Model is well-posed in the sense of Hadamard.

Abstract

We explore the well-posedness of the fractional version of Zener's wave equation for viscoelastic solids, which is based on a constitutive law relating the stress tensor $\boldsymbol{\sigma}$ to the strain tensor $\boldsymbol\varepsilon(\bf u)$, with $\bf u$ being the displacement vector, defined by: $(1+\tau D_t^\alpha) {\boldsymbol{\sigma}}=(1+\rho D_t^\alpha)[2\mu {\boldsymbol\varepsilon}({\bf u})+\lambda\text{tr}(\boldsymbol\varepsilon(\bf u)) \bf ]$. Here $\mu,\lambda\in\mathrm{L}^\infty(\Omega)$, $\mu$ is the shear modulus bounded below by a positive constant, and $\lambda\geq 0$ is first Lam\'e coefficient, $D_t^\alpha$, with $\alpha \in (0,1)$, is the Caputo time-derivative, $\tau>0$ is the characteristic relaxation time and $\rho\geq\tau$ is the characteristic retardation time.
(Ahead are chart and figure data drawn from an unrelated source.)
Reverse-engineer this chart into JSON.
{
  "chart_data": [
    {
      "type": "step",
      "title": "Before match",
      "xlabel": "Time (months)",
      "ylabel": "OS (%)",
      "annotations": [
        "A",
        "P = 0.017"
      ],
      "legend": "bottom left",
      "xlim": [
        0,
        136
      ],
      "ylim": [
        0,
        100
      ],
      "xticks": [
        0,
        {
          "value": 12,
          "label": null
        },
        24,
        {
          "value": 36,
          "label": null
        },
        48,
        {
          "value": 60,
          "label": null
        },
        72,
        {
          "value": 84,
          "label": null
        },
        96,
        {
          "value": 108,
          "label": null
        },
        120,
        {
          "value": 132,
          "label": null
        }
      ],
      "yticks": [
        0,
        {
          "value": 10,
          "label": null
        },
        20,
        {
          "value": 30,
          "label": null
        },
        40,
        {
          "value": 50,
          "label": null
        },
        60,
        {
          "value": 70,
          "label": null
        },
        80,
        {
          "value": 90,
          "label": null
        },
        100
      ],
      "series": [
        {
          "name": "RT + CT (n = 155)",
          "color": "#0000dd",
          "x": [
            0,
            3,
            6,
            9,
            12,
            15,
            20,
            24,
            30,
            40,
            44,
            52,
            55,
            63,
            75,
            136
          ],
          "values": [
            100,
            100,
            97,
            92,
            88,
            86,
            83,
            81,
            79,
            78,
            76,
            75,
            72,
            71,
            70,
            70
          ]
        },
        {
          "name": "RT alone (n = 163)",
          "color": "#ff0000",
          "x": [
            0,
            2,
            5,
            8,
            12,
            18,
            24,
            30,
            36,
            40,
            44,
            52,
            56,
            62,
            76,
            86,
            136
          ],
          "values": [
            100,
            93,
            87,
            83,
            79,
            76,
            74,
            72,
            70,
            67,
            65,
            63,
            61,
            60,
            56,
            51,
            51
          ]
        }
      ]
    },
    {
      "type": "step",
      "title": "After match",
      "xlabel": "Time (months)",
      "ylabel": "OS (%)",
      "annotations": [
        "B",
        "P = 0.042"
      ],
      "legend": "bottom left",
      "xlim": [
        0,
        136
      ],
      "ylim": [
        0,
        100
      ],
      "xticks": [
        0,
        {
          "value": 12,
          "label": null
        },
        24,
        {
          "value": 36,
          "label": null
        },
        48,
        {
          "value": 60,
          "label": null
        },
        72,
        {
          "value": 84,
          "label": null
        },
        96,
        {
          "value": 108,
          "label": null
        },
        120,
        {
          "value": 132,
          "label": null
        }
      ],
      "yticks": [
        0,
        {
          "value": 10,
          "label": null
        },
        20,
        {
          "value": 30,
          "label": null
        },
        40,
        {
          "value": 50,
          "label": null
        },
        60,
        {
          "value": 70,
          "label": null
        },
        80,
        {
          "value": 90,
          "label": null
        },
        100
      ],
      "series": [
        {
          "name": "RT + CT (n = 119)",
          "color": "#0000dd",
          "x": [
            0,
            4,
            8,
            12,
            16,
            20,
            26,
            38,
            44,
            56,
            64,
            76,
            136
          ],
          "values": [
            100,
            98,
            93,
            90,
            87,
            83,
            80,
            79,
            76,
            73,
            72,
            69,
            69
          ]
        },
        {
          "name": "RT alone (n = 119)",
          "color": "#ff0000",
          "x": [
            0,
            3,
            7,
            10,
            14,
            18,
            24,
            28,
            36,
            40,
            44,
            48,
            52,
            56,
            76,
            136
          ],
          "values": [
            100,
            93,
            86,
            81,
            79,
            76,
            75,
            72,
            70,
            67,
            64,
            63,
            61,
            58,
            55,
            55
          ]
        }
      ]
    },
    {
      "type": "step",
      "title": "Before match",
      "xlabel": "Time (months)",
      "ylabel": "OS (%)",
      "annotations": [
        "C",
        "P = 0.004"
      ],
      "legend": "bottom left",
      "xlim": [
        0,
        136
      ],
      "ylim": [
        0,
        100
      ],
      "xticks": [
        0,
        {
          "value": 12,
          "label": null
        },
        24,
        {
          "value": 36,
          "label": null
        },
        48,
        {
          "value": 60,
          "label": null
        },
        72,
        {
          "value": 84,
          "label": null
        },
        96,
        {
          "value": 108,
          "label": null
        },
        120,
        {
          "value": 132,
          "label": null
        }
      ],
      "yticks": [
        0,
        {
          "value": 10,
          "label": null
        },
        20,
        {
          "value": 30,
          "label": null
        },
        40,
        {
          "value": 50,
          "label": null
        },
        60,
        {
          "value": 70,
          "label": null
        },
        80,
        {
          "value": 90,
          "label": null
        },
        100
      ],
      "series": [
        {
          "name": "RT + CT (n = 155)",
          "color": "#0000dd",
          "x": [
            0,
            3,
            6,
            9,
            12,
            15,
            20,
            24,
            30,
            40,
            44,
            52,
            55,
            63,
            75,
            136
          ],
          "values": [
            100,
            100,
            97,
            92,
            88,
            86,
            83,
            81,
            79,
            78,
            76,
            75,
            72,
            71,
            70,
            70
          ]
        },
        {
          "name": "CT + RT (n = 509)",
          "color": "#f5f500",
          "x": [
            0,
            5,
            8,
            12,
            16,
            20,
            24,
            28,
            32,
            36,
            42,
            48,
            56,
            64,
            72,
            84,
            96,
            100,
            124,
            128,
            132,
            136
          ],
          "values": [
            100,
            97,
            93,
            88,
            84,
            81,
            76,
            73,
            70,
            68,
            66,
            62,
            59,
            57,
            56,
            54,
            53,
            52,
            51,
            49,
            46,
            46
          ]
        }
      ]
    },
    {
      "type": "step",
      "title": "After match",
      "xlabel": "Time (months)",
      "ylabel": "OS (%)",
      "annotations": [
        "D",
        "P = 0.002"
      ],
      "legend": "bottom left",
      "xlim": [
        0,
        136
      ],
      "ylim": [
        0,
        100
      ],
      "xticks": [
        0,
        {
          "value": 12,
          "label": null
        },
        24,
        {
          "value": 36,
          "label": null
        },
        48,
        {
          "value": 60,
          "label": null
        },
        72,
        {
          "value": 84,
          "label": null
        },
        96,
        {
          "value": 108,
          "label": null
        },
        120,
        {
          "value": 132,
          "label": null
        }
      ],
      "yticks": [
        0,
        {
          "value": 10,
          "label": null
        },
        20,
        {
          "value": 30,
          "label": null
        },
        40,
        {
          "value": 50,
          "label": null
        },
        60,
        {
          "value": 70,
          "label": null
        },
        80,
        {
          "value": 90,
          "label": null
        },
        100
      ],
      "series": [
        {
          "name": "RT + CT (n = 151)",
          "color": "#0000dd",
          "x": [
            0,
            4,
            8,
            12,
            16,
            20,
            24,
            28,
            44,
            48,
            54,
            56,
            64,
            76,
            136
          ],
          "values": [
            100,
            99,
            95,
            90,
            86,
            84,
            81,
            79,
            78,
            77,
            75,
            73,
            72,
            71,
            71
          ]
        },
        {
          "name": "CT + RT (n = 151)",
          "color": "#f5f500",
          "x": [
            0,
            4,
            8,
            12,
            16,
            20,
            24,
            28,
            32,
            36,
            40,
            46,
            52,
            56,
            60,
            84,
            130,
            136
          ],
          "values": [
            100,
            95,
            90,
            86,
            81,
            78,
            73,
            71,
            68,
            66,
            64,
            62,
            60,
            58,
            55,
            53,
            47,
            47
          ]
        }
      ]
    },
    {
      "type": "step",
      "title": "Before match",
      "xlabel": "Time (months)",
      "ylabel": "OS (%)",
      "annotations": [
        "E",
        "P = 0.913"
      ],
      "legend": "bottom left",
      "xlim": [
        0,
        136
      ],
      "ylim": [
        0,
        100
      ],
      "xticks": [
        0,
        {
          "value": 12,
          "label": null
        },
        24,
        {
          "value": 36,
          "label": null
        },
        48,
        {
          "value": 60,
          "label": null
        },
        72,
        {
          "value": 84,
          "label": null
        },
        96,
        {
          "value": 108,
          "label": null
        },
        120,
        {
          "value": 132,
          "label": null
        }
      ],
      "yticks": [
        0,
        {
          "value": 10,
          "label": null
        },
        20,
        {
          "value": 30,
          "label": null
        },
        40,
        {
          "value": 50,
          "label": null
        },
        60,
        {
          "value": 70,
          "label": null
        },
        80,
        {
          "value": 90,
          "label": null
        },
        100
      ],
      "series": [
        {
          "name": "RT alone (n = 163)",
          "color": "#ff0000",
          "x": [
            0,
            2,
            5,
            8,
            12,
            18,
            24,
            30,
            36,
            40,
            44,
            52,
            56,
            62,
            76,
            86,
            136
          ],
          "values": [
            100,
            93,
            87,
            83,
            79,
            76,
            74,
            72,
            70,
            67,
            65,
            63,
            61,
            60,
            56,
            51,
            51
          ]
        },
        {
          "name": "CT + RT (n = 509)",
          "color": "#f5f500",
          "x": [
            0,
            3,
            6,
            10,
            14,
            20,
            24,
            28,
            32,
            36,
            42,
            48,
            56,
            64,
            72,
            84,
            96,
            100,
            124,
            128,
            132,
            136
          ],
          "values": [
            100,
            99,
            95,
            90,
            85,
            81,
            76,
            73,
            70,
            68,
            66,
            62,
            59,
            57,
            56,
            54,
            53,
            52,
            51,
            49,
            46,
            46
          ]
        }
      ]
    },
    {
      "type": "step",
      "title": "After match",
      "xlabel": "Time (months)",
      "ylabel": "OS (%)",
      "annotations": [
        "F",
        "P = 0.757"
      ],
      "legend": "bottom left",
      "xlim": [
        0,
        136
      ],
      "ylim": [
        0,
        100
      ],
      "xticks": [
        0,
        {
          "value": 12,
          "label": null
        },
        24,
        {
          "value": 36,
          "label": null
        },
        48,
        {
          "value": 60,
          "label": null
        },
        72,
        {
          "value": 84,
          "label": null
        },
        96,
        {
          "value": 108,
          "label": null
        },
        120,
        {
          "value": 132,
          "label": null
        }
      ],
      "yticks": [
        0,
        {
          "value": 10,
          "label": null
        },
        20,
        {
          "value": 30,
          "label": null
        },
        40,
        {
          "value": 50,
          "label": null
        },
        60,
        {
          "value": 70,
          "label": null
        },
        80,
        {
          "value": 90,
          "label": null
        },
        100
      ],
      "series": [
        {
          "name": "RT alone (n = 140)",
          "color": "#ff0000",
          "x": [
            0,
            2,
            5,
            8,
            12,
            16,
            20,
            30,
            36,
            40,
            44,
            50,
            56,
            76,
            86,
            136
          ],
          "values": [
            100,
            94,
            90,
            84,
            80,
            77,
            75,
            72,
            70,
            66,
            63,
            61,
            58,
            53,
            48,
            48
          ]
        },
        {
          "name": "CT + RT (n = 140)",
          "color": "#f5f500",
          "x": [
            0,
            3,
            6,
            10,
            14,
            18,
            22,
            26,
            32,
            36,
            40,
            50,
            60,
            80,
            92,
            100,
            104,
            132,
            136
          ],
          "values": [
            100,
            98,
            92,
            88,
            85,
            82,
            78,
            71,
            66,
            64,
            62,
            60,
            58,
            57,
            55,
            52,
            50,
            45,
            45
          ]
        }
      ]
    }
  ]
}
We show that, when coupled with the equation of motion $\varrho \ddot{\bf u} = \text{Div}{\boldsymbol\sigma} + \bf F$, considered in a bounded open Lipschitz domain $\Omega$ in $\mathbb{R}^3$ and over a time interval $(0,T]$, where $\varrho\in \mathrm{L}^\infty(\Omega)$ is the density of the material, bounded below by a positive constant, and $\bf F$ is a specified load vector, the resulting model is well-posed in the sense that the associated initial-boundary-value problem, with initial conditions ${\bf u}(0,\mathbf{x}) = {\bf g}(\mathbf{x})$, $\dot{\bf u}(0,\mathbf{x}) = \bf h(\mathbf{x})$, ${\boldsymbol\sigma}(0,\mathbf{x}) = {\bf s}(\mathbf{x})$, for $\mathbf{x} \in \Omega$, and a homogeneous Dirichlet boundary condition, possesses a unique weak solution for any choice of ${\bf g }\in [\mathrm{H}^1_0(\Omega)]^3$, ${\bf h}\in [\mathrm{L}^2(\Omega)]^3$, and ${\bf S} = {\bf S}^{\rm T} \in [\mathrm{L}^2(\Omega)]^{3 \times 3}$, and any load vector ${\bf F} \in\mathrm{L}^2(0,T;[\mathrm{L}^2(\Omega)]^3)$, and that this unique weak solution depends continuously on the initial data and the load vector.